Medical Perspectives: DNA Replication

You will never encounter a patient suffering due to an inborn error in the basic machinery that executes DNA replication. This does not mean that such a faulty instruction manual never gets issued, just that any zygote given such will not proceed beyond a few cell divisions.

Nonetheless there is medical relevance. Selectively inhibiting DNA synthesis may be used in treating cancer and in killing pathogen via antibiotic.

Inhibiting DNA synthesis can kill a cell. Because of the need to faithfully replicate the genome during cell division the eukaryotic cell very carefully works towards and monitors the successful action of the DNA replication machinery. It will not allow the process to begin unless the genome is judged intact. It will not allow the cell to divide unless the process has completed successfully. A normal cell that starts to replicate its genome but does not finish will apoptose due to the action of the cell-cycle checkpoint machinery. The fast proliferation of cancer cells compared to other cells in the body presents medicine with one of the very few general therapy targets in cancer treatment. Both radiation and most chemotherapies are genotoxins. They work by damaging DNA. If severe enough, the damage triggers apoptosis in dividing cells, leading to the preferential death of cancer cells. But other cells in the body are also dividing. The side-effects of such therapies are often severe.
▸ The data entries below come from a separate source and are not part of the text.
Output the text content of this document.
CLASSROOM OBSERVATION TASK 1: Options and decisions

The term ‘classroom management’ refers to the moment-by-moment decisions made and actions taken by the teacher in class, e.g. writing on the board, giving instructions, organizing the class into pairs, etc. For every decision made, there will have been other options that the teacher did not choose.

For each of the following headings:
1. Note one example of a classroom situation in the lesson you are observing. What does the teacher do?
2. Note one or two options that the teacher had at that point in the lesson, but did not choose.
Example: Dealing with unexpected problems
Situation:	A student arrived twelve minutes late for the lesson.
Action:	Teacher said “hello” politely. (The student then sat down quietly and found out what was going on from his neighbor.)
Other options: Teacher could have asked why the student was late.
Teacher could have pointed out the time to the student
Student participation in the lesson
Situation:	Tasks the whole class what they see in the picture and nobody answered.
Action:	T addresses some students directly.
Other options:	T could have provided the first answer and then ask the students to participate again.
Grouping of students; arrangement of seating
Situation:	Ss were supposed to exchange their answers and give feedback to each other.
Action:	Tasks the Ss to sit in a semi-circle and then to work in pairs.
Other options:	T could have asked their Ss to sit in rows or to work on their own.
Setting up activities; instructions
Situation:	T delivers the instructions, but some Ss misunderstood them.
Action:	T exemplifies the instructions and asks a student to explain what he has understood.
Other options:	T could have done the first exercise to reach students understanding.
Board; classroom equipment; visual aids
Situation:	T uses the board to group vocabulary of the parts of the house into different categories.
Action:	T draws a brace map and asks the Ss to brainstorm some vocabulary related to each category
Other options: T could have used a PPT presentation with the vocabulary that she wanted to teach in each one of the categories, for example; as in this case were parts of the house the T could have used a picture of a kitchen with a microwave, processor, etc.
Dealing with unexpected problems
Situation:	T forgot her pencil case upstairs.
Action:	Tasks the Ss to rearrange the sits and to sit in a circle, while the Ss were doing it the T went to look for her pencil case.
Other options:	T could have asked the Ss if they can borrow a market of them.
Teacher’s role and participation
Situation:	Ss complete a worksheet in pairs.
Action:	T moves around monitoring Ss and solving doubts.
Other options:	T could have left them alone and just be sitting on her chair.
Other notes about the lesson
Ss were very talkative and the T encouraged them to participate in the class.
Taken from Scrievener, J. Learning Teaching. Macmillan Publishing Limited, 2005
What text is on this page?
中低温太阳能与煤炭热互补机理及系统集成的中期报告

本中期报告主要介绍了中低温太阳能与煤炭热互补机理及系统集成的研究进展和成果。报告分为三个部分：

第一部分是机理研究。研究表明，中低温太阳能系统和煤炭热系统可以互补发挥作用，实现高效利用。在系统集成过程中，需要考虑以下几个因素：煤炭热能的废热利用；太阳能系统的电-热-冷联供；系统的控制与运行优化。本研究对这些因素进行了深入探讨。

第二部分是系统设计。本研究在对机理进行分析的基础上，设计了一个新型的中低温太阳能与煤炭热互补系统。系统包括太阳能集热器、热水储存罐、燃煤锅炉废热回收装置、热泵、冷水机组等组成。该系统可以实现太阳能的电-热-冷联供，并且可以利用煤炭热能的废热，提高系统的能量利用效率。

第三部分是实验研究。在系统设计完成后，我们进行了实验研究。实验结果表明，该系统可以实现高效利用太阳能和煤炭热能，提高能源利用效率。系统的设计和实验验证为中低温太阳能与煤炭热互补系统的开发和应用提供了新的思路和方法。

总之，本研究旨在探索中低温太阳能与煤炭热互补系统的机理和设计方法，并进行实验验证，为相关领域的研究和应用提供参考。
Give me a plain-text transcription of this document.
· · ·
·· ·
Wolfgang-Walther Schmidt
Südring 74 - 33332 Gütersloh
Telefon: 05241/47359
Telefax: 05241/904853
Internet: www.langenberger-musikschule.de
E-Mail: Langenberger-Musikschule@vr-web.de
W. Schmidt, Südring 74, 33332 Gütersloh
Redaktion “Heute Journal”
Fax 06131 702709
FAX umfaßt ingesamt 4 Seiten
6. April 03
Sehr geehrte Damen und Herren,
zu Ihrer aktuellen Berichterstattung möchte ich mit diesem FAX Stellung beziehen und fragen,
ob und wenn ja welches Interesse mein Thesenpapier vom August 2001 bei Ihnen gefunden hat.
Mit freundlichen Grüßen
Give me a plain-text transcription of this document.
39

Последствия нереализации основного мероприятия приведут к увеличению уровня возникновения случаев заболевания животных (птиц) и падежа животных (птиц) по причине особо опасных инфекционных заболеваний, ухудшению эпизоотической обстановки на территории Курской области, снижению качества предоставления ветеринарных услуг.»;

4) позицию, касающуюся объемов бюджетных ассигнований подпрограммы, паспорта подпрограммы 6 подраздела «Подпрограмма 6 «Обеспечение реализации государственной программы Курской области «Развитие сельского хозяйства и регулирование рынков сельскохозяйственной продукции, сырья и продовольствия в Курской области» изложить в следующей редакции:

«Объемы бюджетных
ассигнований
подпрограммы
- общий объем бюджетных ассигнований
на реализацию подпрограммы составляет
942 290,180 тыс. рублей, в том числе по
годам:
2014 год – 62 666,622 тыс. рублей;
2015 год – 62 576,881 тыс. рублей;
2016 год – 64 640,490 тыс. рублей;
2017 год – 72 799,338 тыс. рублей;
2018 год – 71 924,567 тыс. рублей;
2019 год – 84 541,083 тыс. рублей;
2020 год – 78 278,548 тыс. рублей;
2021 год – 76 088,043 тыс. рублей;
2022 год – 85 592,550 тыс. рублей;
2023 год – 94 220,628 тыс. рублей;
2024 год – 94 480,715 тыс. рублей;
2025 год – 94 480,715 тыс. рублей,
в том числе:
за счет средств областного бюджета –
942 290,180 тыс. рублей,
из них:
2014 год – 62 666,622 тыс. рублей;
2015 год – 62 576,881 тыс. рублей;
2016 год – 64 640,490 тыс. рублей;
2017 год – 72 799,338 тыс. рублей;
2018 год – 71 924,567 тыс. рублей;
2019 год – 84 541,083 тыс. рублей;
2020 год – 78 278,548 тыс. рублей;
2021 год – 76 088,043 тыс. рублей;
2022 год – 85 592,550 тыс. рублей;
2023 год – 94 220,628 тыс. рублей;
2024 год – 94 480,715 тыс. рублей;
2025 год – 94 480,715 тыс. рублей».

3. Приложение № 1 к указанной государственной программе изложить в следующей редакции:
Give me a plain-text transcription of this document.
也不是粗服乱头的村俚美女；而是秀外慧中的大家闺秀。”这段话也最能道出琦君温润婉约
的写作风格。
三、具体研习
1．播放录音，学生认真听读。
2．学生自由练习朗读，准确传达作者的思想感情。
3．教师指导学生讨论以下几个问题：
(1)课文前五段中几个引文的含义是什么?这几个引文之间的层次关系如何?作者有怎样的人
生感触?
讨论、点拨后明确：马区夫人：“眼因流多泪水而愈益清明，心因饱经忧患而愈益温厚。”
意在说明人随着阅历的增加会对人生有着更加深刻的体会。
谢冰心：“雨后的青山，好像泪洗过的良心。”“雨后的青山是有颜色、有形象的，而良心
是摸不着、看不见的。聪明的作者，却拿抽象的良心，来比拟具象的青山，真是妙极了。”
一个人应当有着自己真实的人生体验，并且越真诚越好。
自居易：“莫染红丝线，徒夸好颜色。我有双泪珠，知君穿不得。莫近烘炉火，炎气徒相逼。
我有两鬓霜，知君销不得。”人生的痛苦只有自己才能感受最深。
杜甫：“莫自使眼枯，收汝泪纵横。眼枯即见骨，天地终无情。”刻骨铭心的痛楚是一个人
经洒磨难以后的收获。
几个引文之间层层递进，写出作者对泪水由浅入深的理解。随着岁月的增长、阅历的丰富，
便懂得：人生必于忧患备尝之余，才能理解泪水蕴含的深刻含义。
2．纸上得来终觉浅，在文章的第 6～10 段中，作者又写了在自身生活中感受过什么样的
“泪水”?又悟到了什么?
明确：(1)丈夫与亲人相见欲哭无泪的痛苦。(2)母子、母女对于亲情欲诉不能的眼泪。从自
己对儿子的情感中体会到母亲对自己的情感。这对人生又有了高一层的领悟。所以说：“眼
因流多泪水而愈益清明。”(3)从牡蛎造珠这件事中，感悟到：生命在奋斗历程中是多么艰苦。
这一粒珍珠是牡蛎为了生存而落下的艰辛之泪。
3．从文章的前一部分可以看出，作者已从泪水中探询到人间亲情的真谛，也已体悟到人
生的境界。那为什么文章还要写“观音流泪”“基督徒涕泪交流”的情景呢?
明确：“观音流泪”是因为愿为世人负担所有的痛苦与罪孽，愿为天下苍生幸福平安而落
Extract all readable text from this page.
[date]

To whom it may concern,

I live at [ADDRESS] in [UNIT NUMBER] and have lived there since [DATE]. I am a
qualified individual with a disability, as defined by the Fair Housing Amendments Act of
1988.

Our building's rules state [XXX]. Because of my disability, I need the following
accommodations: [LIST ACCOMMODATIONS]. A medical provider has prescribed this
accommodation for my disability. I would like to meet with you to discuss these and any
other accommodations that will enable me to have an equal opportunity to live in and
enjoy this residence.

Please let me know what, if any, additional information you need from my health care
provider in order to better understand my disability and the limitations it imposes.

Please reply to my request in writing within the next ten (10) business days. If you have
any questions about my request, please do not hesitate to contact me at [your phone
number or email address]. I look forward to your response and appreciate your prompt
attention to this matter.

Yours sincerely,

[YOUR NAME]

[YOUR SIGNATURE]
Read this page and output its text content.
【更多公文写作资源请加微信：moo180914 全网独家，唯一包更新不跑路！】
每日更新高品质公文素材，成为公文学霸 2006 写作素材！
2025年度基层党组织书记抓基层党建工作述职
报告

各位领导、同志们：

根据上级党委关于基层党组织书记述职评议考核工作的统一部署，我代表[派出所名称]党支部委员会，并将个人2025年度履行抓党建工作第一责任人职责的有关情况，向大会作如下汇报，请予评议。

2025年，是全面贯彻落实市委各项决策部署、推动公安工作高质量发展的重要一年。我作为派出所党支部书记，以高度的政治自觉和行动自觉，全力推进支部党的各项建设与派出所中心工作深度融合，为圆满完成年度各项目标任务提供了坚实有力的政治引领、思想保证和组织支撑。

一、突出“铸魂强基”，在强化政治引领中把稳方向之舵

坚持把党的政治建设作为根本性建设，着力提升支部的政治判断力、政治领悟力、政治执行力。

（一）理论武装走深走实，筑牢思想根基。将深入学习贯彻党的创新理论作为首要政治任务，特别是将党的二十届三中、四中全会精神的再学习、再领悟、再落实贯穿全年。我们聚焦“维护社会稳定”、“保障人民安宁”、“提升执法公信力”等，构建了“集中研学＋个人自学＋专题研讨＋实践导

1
The quinolone family of antibiotics, which includes the commonly used Ciprofloxacin, work by selectively inhibiting bacterial type II topoisomerases, mostly DNA gyrase. They allow the enzymes to make double-stranded DNA breaks, but prevent it from rejoining the strands. The antibiotic essentially leads one of the bacteria’s own enzymes to fragment its genome.

Telomeres and telomerase function pop up in medical contexts. Most somatic cells in the body do not express telomerase function. As a result, the chromosome ends shorten at every division in such a cell. This is the reason why most isolated cells can only be grown for a limited number of cycles during tissue culture (primary cell cultures). Once they cannot fully replicate their genomes, they stop dividing and become senescent. During tumor progression, cancer cells reactivate their telomerase function, taking a critical step towards immortality. This difference is a potential chemotherapy target. Conversely, individuals with an inherited deficiency in telomere maintenance (they bear one null-mutant allele of one of a handful of genes encoding products that function in telomere maintenance) suffer from dyskeratosis congenita. They usually die from bone marrow failure - essentially a stem cell failure in a critical system.